Tuesday, September 25, 2007

Choque

Como é que pretos, pobres e mulatos
E quase brancos quase pretos de tão pobres são tratados
E não importa se olhos do mundo inteiro possam estar
por um momento voltados para o largo
Onde os escravos eram castigados
E hoje um batuque,
um batuque com a pureza de meninos uniformizados
De escola secundária em dia de parada
E a grandeza épica de um povo em formação
Nos atrai, nos deslumbra e estimula
Não importa nada
Nem o traço do sobrado, nem a lente do Fantástico
Nem o disco de Paul Simon
Ninguém
Ninguém é cidadão
Se você for ver a festa do Pelô
E se você não for
Pense no Haiti
Reze pelo Haiti

O Haiti é aqui.
(Gilberto Gil)


Acabo de assistir a um vídeo que mostra a brutalidade a ação arbitrária da polícia norte-americana. Um estudante, ao fazer uma fala durante um evento com a presença do senador John Kerry, é interrompido pela polícia, agredido pela polícia e leva um choque elétrico da polícia. O porquê da interrupção? Segundo o comentário de alguém que assistiu ao vídeo e quis deixar sua opinião aos internautas:

This is hilarious. It's hilarious because people actually see this as police brutality. It isn't. It's also hilarious because the dumbass kept asking "what did I do? What did I do?" Let me enlighten you then dumbass:
You asked too many questions, especially the ones you're not supposed to ask, you're resisring arrest, you charged a cop afterwards and said it was police brutality when you got tazed?
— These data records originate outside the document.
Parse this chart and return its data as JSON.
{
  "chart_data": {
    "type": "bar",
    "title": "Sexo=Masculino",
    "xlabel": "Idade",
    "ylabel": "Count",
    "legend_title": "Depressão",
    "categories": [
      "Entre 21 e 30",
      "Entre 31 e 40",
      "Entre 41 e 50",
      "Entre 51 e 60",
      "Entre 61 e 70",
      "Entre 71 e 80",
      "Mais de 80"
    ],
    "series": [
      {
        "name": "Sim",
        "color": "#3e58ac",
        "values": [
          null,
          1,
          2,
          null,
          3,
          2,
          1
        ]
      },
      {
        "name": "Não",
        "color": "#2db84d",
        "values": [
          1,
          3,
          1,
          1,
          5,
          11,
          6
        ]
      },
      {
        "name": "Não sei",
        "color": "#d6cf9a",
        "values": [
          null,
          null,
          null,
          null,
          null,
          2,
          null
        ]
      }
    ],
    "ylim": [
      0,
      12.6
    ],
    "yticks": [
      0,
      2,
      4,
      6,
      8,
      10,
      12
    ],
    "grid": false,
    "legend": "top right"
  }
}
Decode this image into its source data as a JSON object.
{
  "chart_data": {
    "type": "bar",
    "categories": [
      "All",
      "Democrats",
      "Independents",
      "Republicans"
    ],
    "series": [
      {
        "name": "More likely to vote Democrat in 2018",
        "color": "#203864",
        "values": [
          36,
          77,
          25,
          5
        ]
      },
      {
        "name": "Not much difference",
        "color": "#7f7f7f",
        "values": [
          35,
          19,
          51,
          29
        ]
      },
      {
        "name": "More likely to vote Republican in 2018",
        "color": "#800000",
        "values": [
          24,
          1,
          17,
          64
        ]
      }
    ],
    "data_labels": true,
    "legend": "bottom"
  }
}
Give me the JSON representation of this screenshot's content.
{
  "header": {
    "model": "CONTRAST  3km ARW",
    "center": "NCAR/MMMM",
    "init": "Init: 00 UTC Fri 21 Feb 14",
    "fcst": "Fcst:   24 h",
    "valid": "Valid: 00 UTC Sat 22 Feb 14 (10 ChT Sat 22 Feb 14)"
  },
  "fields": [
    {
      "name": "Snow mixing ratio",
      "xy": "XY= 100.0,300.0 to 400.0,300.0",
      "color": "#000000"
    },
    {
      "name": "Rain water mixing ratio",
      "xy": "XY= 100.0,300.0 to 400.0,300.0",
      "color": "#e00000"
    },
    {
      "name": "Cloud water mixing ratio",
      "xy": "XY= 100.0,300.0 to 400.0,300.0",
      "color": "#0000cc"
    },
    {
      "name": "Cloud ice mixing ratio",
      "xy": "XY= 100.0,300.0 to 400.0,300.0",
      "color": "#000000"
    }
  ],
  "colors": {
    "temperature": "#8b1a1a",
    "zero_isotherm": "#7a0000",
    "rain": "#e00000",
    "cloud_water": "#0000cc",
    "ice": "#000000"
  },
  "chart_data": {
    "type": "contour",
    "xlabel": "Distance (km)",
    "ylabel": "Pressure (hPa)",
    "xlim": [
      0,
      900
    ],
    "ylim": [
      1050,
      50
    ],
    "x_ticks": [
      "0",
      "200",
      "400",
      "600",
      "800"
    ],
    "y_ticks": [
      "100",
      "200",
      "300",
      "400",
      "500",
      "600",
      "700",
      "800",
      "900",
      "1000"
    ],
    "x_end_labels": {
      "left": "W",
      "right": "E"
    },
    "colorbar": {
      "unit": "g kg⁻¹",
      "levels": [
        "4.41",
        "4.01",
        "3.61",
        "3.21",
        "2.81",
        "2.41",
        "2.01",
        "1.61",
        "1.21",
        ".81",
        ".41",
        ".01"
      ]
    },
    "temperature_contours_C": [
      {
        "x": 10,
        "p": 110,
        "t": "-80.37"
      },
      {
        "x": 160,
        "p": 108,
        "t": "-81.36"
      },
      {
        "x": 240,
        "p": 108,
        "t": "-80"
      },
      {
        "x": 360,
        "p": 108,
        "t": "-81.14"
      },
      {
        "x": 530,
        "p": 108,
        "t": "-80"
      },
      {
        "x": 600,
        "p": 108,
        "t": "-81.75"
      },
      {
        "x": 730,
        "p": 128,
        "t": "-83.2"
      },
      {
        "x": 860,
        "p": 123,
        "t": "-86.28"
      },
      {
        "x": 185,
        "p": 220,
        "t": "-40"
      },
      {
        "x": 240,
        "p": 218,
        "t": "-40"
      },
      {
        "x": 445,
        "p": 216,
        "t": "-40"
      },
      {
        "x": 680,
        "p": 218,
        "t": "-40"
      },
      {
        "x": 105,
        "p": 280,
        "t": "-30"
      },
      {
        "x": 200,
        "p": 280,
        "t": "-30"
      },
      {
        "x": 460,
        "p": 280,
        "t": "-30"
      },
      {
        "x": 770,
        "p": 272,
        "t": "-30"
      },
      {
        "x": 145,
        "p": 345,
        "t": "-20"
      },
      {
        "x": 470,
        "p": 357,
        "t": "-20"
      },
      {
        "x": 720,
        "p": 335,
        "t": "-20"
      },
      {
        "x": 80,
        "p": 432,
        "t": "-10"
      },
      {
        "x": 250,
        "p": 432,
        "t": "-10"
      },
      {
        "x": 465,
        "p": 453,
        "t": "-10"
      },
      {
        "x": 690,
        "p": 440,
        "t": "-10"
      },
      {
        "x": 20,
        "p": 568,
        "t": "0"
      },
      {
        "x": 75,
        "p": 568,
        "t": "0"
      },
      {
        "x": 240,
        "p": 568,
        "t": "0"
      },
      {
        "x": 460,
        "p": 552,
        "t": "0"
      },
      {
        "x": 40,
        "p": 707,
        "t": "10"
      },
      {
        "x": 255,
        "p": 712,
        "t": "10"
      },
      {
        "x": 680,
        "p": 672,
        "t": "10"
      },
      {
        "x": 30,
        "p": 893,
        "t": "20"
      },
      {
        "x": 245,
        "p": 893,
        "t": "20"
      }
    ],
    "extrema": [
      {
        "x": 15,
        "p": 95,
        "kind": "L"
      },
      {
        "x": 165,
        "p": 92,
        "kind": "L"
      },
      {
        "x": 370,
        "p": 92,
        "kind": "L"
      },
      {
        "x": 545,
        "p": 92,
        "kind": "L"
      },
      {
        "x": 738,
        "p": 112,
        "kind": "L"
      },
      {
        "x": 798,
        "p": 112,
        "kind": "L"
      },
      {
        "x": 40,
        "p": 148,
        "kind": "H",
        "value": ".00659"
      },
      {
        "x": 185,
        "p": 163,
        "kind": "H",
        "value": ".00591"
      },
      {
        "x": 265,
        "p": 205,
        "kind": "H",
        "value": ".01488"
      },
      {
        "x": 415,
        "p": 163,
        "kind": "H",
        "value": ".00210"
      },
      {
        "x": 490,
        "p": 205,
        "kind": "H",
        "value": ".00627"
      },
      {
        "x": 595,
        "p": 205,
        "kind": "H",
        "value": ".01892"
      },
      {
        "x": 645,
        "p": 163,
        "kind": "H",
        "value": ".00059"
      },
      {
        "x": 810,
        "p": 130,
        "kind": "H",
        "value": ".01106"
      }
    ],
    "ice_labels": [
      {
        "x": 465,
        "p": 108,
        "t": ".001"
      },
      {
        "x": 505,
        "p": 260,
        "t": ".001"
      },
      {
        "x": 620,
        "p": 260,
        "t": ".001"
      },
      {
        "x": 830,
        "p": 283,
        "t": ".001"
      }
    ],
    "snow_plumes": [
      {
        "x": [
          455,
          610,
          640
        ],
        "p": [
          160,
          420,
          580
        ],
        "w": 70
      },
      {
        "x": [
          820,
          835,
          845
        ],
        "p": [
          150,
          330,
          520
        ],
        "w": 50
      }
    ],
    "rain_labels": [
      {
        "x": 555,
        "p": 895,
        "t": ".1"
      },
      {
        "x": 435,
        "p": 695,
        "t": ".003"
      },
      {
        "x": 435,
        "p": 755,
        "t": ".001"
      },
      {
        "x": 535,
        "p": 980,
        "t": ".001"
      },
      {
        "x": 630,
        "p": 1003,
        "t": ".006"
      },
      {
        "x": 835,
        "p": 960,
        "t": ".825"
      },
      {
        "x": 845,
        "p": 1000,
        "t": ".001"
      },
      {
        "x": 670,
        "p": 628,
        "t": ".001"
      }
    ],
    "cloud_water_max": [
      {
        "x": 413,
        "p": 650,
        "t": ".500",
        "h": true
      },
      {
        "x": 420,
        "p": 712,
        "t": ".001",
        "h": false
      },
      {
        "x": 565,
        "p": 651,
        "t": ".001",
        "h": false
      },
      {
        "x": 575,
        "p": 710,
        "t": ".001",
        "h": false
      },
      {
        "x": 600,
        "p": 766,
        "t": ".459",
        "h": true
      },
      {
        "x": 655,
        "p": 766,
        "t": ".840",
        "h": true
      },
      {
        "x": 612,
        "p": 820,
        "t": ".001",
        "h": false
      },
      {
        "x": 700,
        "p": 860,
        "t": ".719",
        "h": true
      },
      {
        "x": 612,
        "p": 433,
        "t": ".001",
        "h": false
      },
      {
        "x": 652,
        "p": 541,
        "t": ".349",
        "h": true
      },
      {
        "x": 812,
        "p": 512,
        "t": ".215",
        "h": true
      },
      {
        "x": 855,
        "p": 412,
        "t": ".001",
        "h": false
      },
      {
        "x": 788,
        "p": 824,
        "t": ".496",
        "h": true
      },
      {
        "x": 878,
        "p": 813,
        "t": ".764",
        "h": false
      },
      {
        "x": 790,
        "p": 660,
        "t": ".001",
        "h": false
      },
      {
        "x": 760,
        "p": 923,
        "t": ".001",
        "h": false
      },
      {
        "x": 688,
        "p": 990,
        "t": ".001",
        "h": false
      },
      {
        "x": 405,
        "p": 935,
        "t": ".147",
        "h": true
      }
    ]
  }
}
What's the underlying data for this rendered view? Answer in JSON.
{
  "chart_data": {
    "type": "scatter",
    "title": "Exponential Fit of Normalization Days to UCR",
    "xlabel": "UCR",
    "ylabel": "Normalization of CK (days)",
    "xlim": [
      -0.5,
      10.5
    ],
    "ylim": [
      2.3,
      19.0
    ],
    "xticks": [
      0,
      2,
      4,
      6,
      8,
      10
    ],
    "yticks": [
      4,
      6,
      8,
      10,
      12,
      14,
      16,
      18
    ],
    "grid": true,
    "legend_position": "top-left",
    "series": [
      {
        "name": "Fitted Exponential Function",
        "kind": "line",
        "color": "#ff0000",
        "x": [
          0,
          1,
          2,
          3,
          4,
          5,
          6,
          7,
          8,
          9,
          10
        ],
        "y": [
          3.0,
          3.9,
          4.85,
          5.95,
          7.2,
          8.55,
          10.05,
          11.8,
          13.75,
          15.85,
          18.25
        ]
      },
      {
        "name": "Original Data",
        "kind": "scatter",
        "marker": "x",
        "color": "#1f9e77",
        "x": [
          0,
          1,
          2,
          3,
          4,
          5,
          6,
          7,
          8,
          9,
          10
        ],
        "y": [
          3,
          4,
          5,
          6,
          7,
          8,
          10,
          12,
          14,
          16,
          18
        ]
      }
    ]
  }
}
Não sei dizer quais foram as perguntas que o estudante fez, mas num país que se vangloria de sua democracia pluralista, das iguais oportunidades que dá a todos e que assegura a todos os cidadãos, em sua Constituição, a “busca pela felicidade”, é possível que hajam perguntas que não possam ser feitas?

Ah, sim, é o mesmo país que comanda invasões em outros países alegando levar a tocha dourada e flamejante da democracia, enquanto seus soldados estupram mulheres e crianças na linha de fogo criada no Iraque. É o mesmo país que diz “lutar contra o terrorismo” e barra a entrada de muçulmanos em seus aeroportos. E barra mexicanos e brasileiros em suas fronteiras. O mesmo país que teve ônibus em que brancos se sentavam na frente e negros, atrás.

É, fundamentalmente, o país que se vangloria de respeitar, esticar e promover as liberdades individuais para seus cidadãos. Seus cidadãos? Aqueles brancos ricos que trabalhavam no World Trade Center e que também tiveram suas famílias destruídas no que chamaram de “ato terrorista de 11 de setembro”? Minimamente, a política norte-americana não consegue mais conter e sufocar os absurdos, e as desumanidades; a contradição entre o capital (a lógica do capital) e a vida humana extravasa os limites que – sendo otimista – qualquer chefe de Estado poderia prever.

Especulando. A polícia poderia alegar “perturbação da ordem” ou “desrespeito à nação”. “Nação”, este conceito vazio, cuja alegação de defesa serve para apaziguar e eufemizar violências e crimes cometidos inclusive à luz do dia numa universidade bem-conceituada do país. Lembro o recente massacre ocorrido recentemente numa universidade tecnológica norte-americana, também, quando um estudante atirou e matou vários colegas e depois também se matou.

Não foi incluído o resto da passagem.